Actor celebrates life
Jackson delivers poignant message during Dreamcatchers stop

Derek Neary
Northern News Services

Fort Simpson (May 05/00) - When a young male actor from North of Sixty took his own life a few years ago, the show's tight-knit cast was devastated.

Actor and singer Tom Jackson talked about the tragedy in front of a Fort Simpson audience that gathered last Tuesday to take in his Dreamcatchers tour. The tour has visited 65 communities nationwide over the past few years.

Jackson started the tour to help deal with the problem of suicide, which exists at a 60 to 80 per cent higher rate in aboriginal communities, he said. The statistic is mind-boggling because suicide has no place in First Nations' spirituality or their respect for the land and elders, he added.

"I'm here to celebrate life. I'm here because I love you," he said to the estimated 250 people who turned out at the Thomas Simpson school gymnasium.

"It's not me that's inspiring, it's you that's inspiring. It's you that makes me do what I do."

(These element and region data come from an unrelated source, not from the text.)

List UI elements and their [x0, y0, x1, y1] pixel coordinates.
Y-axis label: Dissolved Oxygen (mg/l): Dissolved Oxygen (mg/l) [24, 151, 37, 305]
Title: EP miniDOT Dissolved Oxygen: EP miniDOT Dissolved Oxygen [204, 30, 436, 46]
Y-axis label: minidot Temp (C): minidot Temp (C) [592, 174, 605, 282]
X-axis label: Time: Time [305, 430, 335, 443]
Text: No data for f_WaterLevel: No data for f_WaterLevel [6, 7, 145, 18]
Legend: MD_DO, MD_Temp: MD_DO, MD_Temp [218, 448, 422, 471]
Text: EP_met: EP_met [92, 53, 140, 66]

Jackson and singing colleagues Lisa Brokop and Duane Steele had dates in Fort Simpson and Fort Smith this year. Funded by Health Canada, Canadian Heritage and other corporate sponsors, the series of concerts permits the proceeds from tickets to remain in the host community to help with youth programs and social programs.

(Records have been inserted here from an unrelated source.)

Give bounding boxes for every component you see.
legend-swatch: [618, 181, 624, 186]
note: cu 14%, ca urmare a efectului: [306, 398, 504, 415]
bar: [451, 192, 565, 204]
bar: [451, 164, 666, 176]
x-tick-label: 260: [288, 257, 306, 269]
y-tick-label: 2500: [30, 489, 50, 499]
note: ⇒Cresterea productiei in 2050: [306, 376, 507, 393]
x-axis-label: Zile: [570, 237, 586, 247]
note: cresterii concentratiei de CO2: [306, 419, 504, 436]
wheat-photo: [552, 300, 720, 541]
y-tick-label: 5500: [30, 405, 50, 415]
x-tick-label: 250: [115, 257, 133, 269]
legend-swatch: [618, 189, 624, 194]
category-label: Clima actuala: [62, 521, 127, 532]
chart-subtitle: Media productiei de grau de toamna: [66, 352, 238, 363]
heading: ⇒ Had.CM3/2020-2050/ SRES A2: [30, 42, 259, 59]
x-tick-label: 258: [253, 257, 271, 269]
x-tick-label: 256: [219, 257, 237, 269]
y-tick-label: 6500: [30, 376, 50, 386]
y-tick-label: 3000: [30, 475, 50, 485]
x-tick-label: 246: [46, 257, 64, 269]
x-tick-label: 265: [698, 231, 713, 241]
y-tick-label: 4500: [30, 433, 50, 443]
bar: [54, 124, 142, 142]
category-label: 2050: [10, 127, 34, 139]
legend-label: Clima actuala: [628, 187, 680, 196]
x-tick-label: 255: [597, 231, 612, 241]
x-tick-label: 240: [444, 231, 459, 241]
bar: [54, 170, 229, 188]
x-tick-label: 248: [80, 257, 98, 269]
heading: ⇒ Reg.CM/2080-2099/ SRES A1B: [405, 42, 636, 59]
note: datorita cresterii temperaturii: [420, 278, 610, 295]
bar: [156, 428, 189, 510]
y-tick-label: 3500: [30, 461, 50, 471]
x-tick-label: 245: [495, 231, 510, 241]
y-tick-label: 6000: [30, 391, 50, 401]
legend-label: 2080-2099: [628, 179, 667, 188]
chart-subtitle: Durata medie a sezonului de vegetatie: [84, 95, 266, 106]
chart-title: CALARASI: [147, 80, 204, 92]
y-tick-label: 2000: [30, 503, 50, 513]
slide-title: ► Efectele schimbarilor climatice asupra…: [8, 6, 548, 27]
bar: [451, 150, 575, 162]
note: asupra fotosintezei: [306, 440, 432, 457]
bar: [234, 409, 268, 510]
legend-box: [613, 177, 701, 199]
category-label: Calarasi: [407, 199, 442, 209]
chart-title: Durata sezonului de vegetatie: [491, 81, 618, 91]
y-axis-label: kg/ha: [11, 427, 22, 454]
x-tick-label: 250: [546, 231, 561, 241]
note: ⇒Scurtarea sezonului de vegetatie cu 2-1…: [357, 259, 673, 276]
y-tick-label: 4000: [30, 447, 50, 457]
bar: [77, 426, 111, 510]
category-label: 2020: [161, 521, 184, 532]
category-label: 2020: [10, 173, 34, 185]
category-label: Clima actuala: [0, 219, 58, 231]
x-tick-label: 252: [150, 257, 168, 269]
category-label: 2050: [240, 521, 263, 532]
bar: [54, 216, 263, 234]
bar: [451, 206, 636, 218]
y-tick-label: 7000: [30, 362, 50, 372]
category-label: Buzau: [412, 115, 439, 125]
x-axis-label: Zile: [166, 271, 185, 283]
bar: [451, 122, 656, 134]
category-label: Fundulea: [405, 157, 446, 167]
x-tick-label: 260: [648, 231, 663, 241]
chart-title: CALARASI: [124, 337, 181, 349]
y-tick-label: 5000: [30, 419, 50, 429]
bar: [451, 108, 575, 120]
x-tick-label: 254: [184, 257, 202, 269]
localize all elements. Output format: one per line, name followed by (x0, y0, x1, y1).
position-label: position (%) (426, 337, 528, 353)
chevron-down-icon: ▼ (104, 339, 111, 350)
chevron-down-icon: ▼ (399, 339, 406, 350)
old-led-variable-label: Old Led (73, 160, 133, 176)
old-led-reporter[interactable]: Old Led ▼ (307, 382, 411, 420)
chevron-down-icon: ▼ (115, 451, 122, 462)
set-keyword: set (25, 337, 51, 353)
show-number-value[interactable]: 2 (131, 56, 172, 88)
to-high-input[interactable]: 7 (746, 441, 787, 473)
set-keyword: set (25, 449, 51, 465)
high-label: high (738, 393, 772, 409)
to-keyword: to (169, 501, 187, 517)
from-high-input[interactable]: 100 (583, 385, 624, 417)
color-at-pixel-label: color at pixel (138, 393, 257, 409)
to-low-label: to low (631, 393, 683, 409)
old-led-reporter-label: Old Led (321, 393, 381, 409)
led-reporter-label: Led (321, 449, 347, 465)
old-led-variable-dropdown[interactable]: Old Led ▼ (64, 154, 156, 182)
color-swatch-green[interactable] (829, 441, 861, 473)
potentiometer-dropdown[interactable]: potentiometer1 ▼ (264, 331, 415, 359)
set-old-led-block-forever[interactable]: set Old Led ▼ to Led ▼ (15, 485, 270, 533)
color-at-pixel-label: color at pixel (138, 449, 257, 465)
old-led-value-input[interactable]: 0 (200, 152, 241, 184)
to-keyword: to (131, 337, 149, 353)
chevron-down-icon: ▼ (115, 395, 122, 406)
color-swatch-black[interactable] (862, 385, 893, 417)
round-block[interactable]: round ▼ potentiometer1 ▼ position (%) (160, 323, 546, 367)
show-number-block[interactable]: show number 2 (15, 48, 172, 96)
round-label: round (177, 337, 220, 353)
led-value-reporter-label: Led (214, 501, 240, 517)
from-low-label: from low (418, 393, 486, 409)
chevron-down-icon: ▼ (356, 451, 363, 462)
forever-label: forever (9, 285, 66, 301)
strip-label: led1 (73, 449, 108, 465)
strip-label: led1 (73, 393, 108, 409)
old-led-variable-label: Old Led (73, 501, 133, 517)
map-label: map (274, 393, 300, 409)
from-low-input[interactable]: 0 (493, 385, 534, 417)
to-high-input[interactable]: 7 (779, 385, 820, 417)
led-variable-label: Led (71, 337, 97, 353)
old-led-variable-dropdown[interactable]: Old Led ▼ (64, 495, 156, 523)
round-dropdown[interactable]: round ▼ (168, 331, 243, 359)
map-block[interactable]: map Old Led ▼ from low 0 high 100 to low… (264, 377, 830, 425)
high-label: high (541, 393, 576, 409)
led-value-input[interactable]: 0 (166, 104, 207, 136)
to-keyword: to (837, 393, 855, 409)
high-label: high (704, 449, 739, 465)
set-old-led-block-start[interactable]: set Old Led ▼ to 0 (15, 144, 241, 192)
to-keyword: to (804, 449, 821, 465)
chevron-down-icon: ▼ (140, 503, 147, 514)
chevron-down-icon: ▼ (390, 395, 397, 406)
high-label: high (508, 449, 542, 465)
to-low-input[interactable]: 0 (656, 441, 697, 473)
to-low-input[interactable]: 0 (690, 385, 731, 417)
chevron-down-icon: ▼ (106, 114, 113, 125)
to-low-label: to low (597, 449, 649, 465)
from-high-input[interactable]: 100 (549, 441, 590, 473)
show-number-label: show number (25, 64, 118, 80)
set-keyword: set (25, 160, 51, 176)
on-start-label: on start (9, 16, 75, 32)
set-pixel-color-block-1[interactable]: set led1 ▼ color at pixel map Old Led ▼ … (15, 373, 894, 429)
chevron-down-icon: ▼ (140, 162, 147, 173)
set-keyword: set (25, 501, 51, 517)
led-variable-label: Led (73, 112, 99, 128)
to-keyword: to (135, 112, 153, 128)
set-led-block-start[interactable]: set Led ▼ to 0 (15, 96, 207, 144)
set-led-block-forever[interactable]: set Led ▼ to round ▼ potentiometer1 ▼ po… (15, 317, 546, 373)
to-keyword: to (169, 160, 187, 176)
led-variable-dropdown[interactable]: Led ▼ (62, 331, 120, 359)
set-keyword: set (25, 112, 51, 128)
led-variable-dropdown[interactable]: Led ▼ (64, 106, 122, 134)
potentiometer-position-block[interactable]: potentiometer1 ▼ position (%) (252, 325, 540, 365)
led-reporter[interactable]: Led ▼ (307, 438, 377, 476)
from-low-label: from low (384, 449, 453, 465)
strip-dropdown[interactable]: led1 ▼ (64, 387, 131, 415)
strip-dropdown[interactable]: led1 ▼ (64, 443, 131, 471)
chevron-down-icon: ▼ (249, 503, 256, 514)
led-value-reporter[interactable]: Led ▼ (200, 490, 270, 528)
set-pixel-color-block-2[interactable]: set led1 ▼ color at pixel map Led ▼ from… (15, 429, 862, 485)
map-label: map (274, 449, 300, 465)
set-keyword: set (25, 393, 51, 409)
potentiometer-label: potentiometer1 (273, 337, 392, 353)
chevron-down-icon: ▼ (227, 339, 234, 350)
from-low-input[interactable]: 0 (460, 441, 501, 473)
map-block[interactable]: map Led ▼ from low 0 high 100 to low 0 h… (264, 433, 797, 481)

Gerry Antoine, executive director of the Deh Cho Friendship Centre, said his organization was anxious to bring the Dreamcatchers tour to Fort Simpson in hopes of instilling a positive message that we can all contribute in the community.

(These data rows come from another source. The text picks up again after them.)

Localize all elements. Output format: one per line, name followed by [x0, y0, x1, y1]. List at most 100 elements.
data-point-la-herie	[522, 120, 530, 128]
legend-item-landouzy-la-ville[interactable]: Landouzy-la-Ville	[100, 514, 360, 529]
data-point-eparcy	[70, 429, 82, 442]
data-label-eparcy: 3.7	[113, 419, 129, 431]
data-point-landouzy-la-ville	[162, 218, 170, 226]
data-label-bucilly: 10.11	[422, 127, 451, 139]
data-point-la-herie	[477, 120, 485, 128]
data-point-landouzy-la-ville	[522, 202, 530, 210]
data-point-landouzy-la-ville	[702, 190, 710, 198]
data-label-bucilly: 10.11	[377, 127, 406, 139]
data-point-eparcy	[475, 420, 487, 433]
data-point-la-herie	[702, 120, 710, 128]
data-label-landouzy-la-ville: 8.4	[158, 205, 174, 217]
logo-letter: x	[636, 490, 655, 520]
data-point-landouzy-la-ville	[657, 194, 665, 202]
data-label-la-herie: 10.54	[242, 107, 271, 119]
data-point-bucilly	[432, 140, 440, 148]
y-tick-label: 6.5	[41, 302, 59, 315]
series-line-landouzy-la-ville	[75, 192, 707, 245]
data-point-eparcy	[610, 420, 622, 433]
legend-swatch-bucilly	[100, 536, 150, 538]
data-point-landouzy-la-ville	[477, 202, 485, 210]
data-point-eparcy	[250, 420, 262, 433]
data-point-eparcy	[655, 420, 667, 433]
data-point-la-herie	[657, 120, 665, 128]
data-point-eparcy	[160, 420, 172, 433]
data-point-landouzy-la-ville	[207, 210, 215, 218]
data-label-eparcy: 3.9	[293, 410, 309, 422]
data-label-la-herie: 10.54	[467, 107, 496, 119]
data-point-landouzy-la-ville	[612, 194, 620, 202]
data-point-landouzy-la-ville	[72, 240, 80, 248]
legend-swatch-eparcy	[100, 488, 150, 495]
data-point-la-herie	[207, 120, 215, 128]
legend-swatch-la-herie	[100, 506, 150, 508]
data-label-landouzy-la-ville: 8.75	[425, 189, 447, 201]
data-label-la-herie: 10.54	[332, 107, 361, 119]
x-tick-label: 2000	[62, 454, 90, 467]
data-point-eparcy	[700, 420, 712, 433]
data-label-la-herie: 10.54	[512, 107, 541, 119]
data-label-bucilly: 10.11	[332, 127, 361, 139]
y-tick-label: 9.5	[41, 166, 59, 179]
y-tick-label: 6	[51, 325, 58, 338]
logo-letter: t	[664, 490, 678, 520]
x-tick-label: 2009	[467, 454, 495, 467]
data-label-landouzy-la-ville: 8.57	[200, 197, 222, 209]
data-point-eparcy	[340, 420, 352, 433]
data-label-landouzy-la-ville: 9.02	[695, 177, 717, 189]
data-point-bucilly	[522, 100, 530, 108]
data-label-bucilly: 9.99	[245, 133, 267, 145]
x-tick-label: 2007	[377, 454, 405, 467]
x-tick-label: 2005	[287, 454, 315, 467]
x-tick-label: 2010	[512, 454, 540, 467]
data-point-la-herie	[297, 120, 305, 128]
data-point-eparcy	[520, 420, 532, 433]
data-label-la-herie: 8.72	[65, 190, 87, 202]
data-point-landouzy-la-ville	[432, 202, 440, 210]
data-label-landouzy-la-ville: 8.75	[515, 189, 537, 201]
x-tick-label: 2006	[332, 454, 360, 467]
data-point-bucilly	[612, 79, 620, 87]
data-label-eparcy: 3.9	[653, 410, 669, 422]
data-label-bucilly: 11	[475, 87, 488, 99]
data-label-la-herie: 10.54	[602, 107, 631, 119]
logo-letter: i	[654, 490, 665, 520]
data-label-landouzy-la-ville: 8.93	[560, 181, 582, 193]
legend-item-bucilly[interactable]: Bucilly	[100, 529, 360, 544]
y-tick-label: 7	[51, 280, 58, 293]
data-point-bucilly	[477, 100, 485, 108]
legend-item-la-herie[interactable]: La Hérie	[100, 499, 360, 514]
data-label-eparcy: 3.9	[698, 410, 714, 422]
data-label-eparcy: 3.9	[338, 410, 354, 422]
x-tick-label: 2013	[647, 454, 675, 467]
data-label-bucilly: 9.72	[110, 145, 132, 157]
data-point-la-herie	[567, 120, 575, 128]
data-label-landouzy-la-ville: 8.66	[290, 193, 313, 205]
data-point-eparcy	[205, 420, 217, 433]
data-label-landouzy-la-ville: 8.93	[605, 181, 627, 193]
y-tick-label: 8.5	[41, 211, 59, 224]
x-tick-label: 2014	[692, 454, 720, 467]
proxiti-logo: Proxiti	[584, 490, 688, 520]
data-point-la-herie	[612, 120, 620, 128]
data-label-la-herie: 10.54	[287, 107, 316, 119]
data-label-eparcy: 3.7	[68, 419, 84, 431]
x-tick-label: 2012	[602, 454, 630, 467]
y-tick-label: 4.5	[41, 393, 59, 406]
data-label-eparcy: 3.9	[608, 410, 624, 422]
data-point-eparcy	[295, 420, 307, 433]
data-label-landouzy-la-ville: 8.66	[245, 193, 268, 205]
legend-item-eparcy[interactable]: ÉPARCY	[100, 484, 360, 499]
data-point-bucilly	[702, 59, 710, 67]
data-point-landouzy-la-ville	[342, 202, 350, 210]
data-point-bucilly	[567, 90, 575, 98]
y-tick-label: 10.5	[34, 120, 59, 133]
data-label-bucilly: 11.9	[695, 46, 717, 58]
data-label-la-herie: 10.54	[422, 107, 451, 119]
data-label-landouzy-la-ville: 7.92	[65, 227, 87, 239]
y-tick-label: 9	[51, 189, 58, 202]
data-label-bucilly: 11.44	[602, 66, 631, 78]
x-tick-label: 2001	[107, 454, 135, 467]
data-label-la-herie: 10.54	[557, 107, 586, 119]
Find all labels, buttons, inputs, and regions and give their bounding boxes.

"We certainly agreed to this event. It's quite meaningful to us," said Antoine.

Jackson didn't profess to have all the answers, but he said he recommends an "A-B-C" method. A is talking about the problem. B is recognizing that we can do something about it.

The final step, C, is to actually do something.

"Do you know what community empowerment is?" he asked. "It's deciding you want to do something. It's very simple."

"That's what you've got to do, just go out and do it," Jackson encouraged. "There are people who can help you, but you have to have the courage to ask the question."

Alison Jackson, Tom's wife, said there has been some exceptionally positive feedback from concert-goers and fans of Tom's North of Sixty show.

In Prince Albert, Sask., a woman approached her and told her that Tom's work helped bring joy into her life.

"She gave me pictures. She hugged me. That was great," recalled Alison, who had earlier been asking all kinds of questions about Fort Simpson and recording the answers in her journal.

"It just helps me to understand where we're at and why we're here," she said.